For years, years I tell ya, I’ve been telling myself I need to write better week notes. “Better” refers to their frequency and to a lesser extent to their content. I never seemed to have found the pace to spend my Sunday afternoons sipping tea and reflecting on the week gone by.
I just noticed in my RSS feed that Rach Smith is adopting a new habit of writing Dave Rupert-inspired month notes. I thought about my week notes, and immediately heard the voice of my wise mother-in-law saying “why suffer?” And why suffer indeed? Today, I’m writing my very first Vibe Check.
What happens to my week notes?
Good question. I’ll keep writing them, just privately so. There are great benefits to reflecting on the week, and some of those benefits can be reaped only when I write about things I can’t share publicly. An example of what I’ll be using the week notes for: reflecting more closely on mental health as well as work-related goals and productivity.
Recovery, the halfway point. If you know me personally, you’ll know that I’m recovering from a persistent health concern. It’s one that lingers in the background, popping up as a coping mechanism whenever it thinks it’s required. When I’m in the thick of it, it’s difficult to see how far I’ve come. January proved to be a reminder of where I am in this journey. As Anja frequently sings as a form of praise: “this is what recovery looks like”.
I’m a crazy church lady, and leaning into it. I feel thankful that I get to help make All Saints Amsterdam the church I want and need to be a part of. As the weeks go by, a community slowly begins to form. People who return again and again, for the Eucharist, for Bible study, for coffee and intimate conversation. It has me rethinking what Church actually means to me. Much of my exposure with it has been fairly formal. Now, I’m a part of services that take place in a living room, where I get to give the host to my neighbor, where I read from the Bible aloud almost every time I’m there. Something is happening here, and I’m so pleased I get to be a part of it. If you’re in Amsterdam, come on over.
Various international friends came to visit us. My heart overflows. Anneli spent a long weekend with us, and the Flores Boys came from Texas to explore the city and share delicious cheese platters with us at Abraham Kef. There’s something special about hugging people you normal only see on the Internet. There is such warmth in all of these relationships, as well as immediate depth, closeness, and realness. I love, love these people.

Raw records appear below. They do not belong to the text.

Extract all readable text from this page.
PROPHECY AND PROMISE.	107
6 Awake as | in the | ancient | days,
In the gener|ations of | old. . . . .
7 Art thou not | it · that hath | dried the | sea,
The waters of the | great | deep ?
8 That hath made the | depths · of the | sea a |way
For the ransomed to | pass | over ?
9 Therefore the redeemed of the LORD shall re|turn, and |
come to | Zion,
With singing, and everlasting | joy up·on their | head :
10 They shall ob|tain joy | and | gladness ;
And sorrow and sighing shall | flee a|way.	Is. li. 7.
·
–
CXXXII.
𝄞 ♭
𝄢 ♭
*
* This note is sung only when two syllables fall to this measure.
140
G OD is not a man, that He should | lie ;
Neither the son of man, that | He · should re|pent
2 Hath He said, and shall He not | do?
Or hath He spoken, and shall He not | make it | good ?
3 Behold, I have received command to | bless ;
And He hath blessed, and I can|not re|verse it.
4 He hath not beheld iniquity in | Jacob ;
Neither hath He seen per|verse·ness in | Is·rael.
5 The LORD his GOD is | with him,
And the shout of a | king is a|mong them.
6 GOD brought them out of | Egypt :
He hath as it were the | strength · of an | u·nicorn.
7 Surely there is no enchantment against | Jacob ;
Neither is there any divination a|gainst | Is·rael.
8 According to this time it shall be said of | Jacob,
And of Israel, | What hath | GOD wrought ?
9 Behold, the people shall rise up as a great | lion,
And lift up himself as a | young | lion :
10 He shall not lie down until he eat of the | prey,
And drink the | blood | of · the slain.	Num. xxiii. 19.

I dipped my toes in at Omek, a community for the Black diaspora. So far, I’ve already met three amazing people one-on-one, outside of the wonderful events they offer. I’ve given myself the assignment to engage more, much more, with Black people in all aspects of my life, and Omek is a lovely starting point to help me on my way.
Work is great. As a newly-established UX team-of-one I’m taking a fresh look at productivity, deliverables, and the general position of UX within the product department. As always, I work to unblock development teams as fast as possible, so I have room to explore, learn, doodle, play, and grow. We’re working on some pretty cool broad-scope stuff right now, which has me working with various stakeholders to whom I usually have limited exposure. They’re awesome people in their own right, and I can learn a lot from their perspectives.
Work soundtrack: Abao in Tokyo’s Study With Me videos.
What I’m consuming
I’m watching good crime and bad garbage. There is a disgruntled woman who is 37 weeks pregnant, homeless, and a “targeted individual” of social injustice. I can’t stop looking at her. It’s either her, or Sword and Scale, which is great true crime, but I wonder: how much torture must I consume for entertainment purposes before it becomes suspicious? Luckily, there’s also Better Call Saul, Berlin, and season 4 of True Detective.
I’m reading more than I have since I graduated in literary criticism. I added a reading challenge to my Goodreads account, and so far so good! I believe I’m three books ahead of schedule. I’m learning a lot and, again, seeking out Black voices in particular. The effect: as simple as less social anxiety.
I’m exploring a daily Bible reading practice. This was a suggestion Mpho made after I shared that I struggle to read the text in the discomfort of not knowing what it means. So far so good, although I still don’t know.